For each survey, ten people were trained over two days in each district, and eight were chosen as field data collectors. The trainings focused on mastery of data collection tools, ethical rules, and ensuring data quality. CHWs and HF workers were trained on potential adverse events related to SP administration and instructed to report any adverse events to the study coordinator.

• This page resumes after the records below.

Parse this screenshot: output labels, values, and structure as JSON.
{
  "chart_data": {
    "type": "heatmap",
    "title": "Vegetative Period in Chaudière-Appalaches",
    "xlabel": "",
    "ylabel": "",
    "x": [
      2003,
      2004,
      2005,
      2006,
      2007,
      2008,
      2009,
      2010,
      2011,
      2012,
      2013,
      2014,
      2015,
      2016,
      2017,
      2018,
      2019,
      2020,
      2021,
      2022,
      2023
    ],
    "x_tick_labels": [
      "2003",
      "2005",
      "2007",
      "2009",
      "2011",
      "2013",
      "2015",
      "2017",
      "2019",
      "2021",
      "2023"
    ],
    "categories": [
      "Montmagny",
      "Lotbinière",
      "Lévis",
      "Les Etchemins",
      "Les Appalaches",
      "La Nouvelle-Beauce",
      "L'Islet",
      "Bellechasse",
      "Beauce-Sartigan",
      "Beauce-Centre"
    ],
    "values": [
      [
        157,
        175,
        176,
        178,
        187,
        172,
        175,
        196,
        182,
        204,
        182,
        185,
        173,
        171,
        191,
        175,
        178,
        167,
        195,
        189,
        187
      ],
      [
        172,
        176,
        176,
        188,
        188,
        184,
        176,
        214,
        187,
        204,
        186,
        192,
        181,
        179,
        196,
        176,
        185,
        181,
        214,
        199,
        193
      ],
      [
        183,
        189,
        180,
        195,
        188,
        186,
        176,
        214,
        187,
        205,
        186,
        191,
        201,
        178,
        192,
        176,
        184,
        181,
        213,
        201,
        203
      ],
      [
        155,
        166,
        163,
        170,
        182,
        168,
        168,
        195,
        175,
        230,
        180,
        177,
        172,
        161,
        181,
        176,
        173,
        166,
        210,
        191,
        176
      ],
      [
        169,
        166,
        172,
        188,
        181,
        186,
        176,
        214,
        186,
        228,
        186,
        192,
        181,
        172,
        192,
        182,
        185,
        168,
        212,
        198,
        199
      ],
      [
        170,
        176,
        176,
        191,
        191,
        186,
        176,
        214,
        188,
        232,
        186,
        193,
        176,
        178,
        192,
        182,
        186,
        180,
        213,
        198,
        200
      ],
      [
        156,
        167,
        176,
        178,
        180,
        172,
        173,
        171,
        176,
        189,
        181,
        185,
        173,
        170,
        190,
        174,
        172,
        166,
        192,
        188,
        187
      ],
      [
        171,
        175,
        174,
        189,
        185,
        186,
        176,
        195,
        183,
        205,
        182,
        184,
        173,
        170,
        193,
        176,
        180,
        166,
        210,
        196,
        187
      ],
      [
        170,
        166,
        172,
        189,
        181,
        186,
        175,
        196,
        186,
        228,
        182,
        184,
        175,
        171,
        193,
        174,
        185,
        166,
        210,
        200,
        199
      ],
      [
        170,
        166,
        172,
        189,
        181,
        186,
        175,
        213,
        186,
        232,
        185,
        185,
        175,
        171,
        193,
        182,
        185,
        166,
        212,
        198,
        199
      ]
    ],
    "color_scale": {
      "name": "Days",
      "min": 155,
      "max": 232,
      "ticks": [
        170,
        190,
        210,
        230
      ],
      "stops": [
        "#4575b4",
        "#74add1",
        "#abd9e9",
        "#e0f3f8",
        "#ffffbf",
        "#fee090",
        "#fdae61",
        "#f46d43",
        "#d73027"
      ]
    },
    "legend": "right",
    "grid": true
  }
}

Routine service data (ANC visits, IPTp doses delivered by CHWs and at the HF) were summarized monthly to monitor the intervention. The primary outcome was the change in IPTp3 coverage over time assessed using a difference in difference analysis comparing the baseline and endline cross sectional survey data. In addition, a descriptive analysis of the socio-demographic characteristics of women included in the baseline and endline surveys, stratified by intervention and control areas, was performed. The REG procedure in SAS was used to assess for differences in medians. Difference in differences analyses were conducted on the survey data to assess the change over time in additional secondary outcomes, including any ANC visits (ANC1), four or more ANC visits (ANC4), IPTp1, 2, 4, and 5 coverage. Both primary and secondary outcomes were based on what was recorded on the ANC card, up to a maximum of five IPTp doses. The analyses used logistic regression with generalized estimating equations with the GENMOD procedure in SAS Version 9.4 (SAS Institute Inc., Cary, NC) for binary outcomes (ANC1, ANC4, IPTp3, IPTp4) with difference in differences calculated using a binary model with an identity link function, and Poisson regression for continuous outcomes (number of IPTp doses, number of ANC visits, timing of initiation of ANC). This was done by incorporating an intervention group variable, a variable indicating pre- or post-intervention, and an intervention-time interaction term. The ICC was calculated using the same model with the “corrw” option in the repeated statement. In order to obtain 95% confidence intervals (95%CI) for the difference in differences, a linear model was run using the GENMOD procedure, including all the same terms as in the logistic model. All analyses accounted for clustering at the HF level. Maternal age and gravidity were included a priori in the model; district and maternal education were explored as covariates but dropped due to lack of significance. A p-value of less than 0.05 was considered statistically significant.
The protocol was reviewed and approved by the John’s Hopkins School of Public Health (JHSPH) and Burkina Faso Institutional Review Boards (IRB); the Centers for Disease Control and Prevention Human Subjects Office determined that CDC staff were not engaged in human subjects research. Verbal informed consent was obtained from each woman in the local language prior to data collection.